L’objectif est que le public de l’île puisse découvrir cette œuvre exceptionnelle de manière privilégiée dans des projections sur grand écran, accompagnées de tables rondes, de débats ainsi que d’un livret dédié : un numéro hors-série de la revue LUMI du laboratoire LISA, intitulé ‘’Napoléon et la Corse. Le retour aux sources du ‘Napoléon’ d’Abel Gance’’.
Programmation • en partenariat avec Cità di Portivechju
16h Table ronde 1 - Les figures de Paoli et de Napoléon dans la création artistique en Corse
Modération Dumenica Verdoni – 3ème adjointe Culture, patrimoines, éducation, langue corse et relations avec l’Università di Corsica Pasquale Paoli, Cità di Portivechju.
Avec :
Marie Ferranti - auteure
Alain di Meglio – universitaire, auteur
Dominique Maestrati – réalisateur
Orlando Forioso – metteur en scène
Mako Deuza – graffeur
20h Napoléon vu par Abel Gance : première partie (3h40)
Présentation par Laurent Mannoni de la Cinémathèque Française et par Marc Guidoni, producteur
Samedi 7 décembre
18h Table ronde 2 - Paoli et Napoléon : héros révolutionnaires ou hommes d’Etat ?
Modération Jean Guy Talamoni, avocat, enseignant-chercheur HDR à l’Università di Corsica Pasquale Paoli, directeur de la revue Lumi, chef de projet « Paoli-Napoléon » (UMR 6240 LISA CNRS)
Avec :
Erick Miceli – Auteur
Jean Dominique Poli – Auteur, Maitre de conférences à l’Università di Corsica Pasquale Paoli
Marc Andria Perraut – Doctorant au sein du laboratoire LISA, Università di Corsica Pasquale Paoli
20h30 Napoléon vu par Abel Gance : deuxième partie (3h25)
Le Napoléon d'Abel Gance, un célèbre inconnu ?
Reproduction de la publication de Joël Daire, directeur du patrimoine à la Cinémathèque française.
Quels films de la période muette ont fait l'objet de commentaires et de polémiques aussi durables que Napoléon vu par Abel Gance (1927) ? Naissance d'une nation de Griffith, peut-être, et pour de toutes autres raisons. Célèbre, donc, le film de Gance ? Cependant, à propos du chef-d'œuvre reconstruit et restauré sous la direction de Georges Mourier, Frédéric Bonnaud nous promet « un film plutôt que sa légende » (voir Napoléon vu par Abel Gance, La Table ronde / Cinémathèque française, 2024, p. 40).

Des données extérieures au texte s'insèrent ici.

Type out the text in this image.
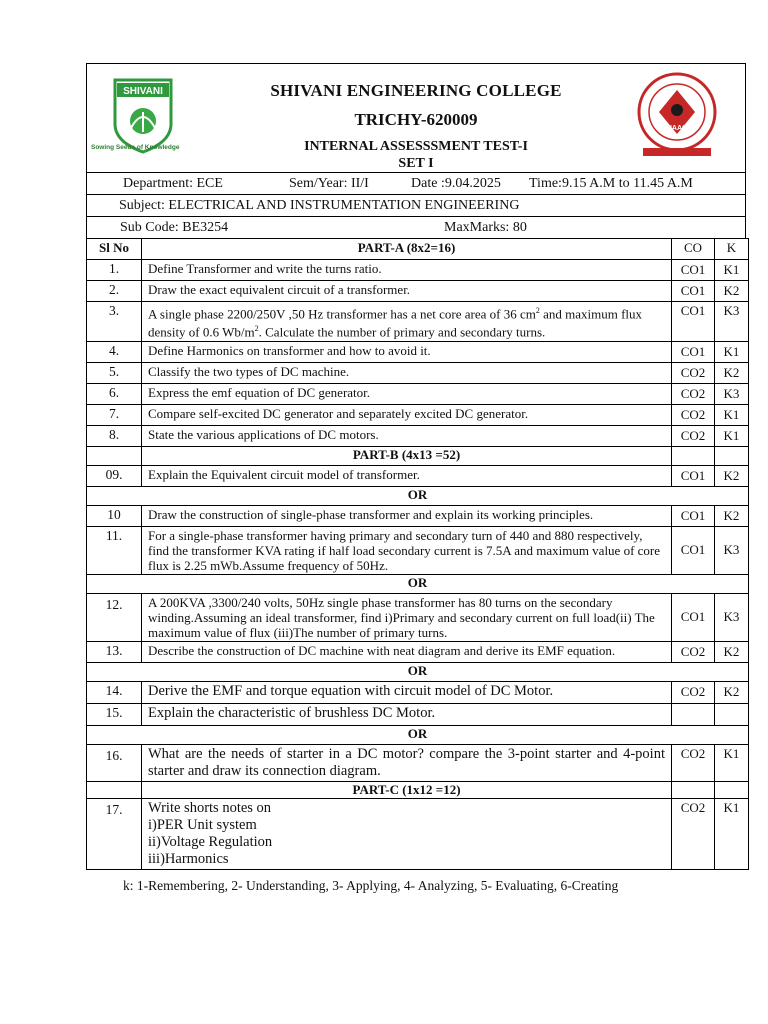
SHIVANI
Sowing Seeds of Knowledge
SHIVANI ENGINEERING COLLEGE
TRICHY-620009
INTERNAL ASSESSSMENT TEST-I
SET I
NAAC
Department: ECE	Sem/Year: II/I	Date :9.04.2025 Time:9.15 A.M to 11.45 A.M
Subject: ELECTRICAL AND INSTRUMENTATION ENGINEERING
Sub Code: BE3254	MaxMarks: 80
Sl No	PART-A (8x2=16)	CO	K
1.	Define Transformer and write the turns ratio.	CO1	K1
2.	Draw the exact equivalent circuit of a transformer.	CO1	K2
3.	A single phase 2200/250V ,50 Hz transformer has a net core area of 36 $cm^2$ and maximum flux density of 0.6 $Wb/m^2$. Calculate the number of primary and secondary turns.	CO1	K3
4.	Define Harmonics on transformer and how to avoid it.	CO1	K1
5.	Classify the two types of DC machine.	CO2	K2
6.	Express the emf equation of DC generator.	CO2	K3
7.	Compare self-excited DC generator and separately excited DC generator.	CO2	K1
8.	State the various applications of DC motors.	CO2	K1
	PART-B (4x13 =52)		
09.	Explain the Equivalent circuit model of transformer.	CO1	K2
OR			
10	Draw the construction of single-phase transformer and explain its working principles.	CO1	K2
11.	For a single-phase transformer having primary and secondary turn of 440 and 880 respectively, find the transformer KVA rating if half load secondary current is 7.5A and maximum value of core flux is 2.25 mWb.Assume frequency of 50Hz.	CO1	K3
OR			
12.	A 200KVA ,3300/240 volts, 50Hz single phase transformer has 80 turns on the secondary winding.Assuming an ideal transformer, find i)Primary and secondary current on full load(ii) The maximum value of flux (iii)The number of primary turns.	CO1	K3
13.	Describe the construction of DC machine with neat diagram and derive its EMF equation.	CO2	K2
OR			
14.	Derive the EMF and torque equation with circuit model of DC Motor.	CO2	K2
15.	Explain the characteristic of brushless DC Motor.		
OR			
16.	What are the needs of starter in a DC motor? compare the 3-point starter and 4-point starter and draw its connection diagram.	CO2	K1
	PART-C (1x12 =12)		
17.	Write shorts notes on
i)PER Unit system
ii)Voltage Regulation
iii)Harmonics	CO2	K1
k: 1-Remembering, 2- Understanding, 3- Applying, 4- Analyzing, 5- Evaluating, 6-Creating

Première restauration entièrement numérique
Pour autant, ce n'est pas dans la durée nouvelle du film, ni dans sa construction et son rythme externes qu'il convient, nous semble-t-il, de rechercher prioritairement l'intérêt de ce Napoléon. Ces données-là nous étaient pour partie déjà connues, et les restaurations successives de Brownlow et Bambi Ballard leur avaient déjà rendu justice. Mais en partie seulement. Ainsi, la cadence de projection de la nouvelle restauration a été intégralement rétablie à 18 images/seconde, ce qui n'était auparavant le cas que pour les épisodes de Brienne. Le film y trouve une fluidité nouvelle. On découvrira par exemple l'effet que produit sur le public le chant de La Marseillaise enfin synchronisé avec les lèvres des acteurs. En outre, si les quatre-vingt-dix minutes supplémentaires de la nouvelle restauration ne présentent qu'à la marge la découverte de séquences inédites, elles n'en existent pas moins. À commencer par les fortes images de guerre civile inaugurant le siège de Toulon qui clôt la première partie du film, exigeant et minutieux travail de reconstruction. La restauration s'efforce également de respecter la dimension expérimentale qu'Abel Gance a voulu donner à son œuvre, et qui transparaît dans maintes séquences emblématiques (Brienne, La Marseillaise aux Cordeliers, La double tempête, les ombres de la Convention, le célèbre triple écran du départ de l'armée d'Italie...). Première restauration entièrement numérique, la nouvelle version s'est enfin efforcée de surmonter de nombreuses difficultés a priori insolubles avec les seules techniques argentiques : charte colorimétrique, cadre de projection, restitution authentique des teintes d'origine, etc. Combiner ensemble tous ces éléments suffit déjà à proposer au public un film différent de celui qu'il peut avoir en mémoire.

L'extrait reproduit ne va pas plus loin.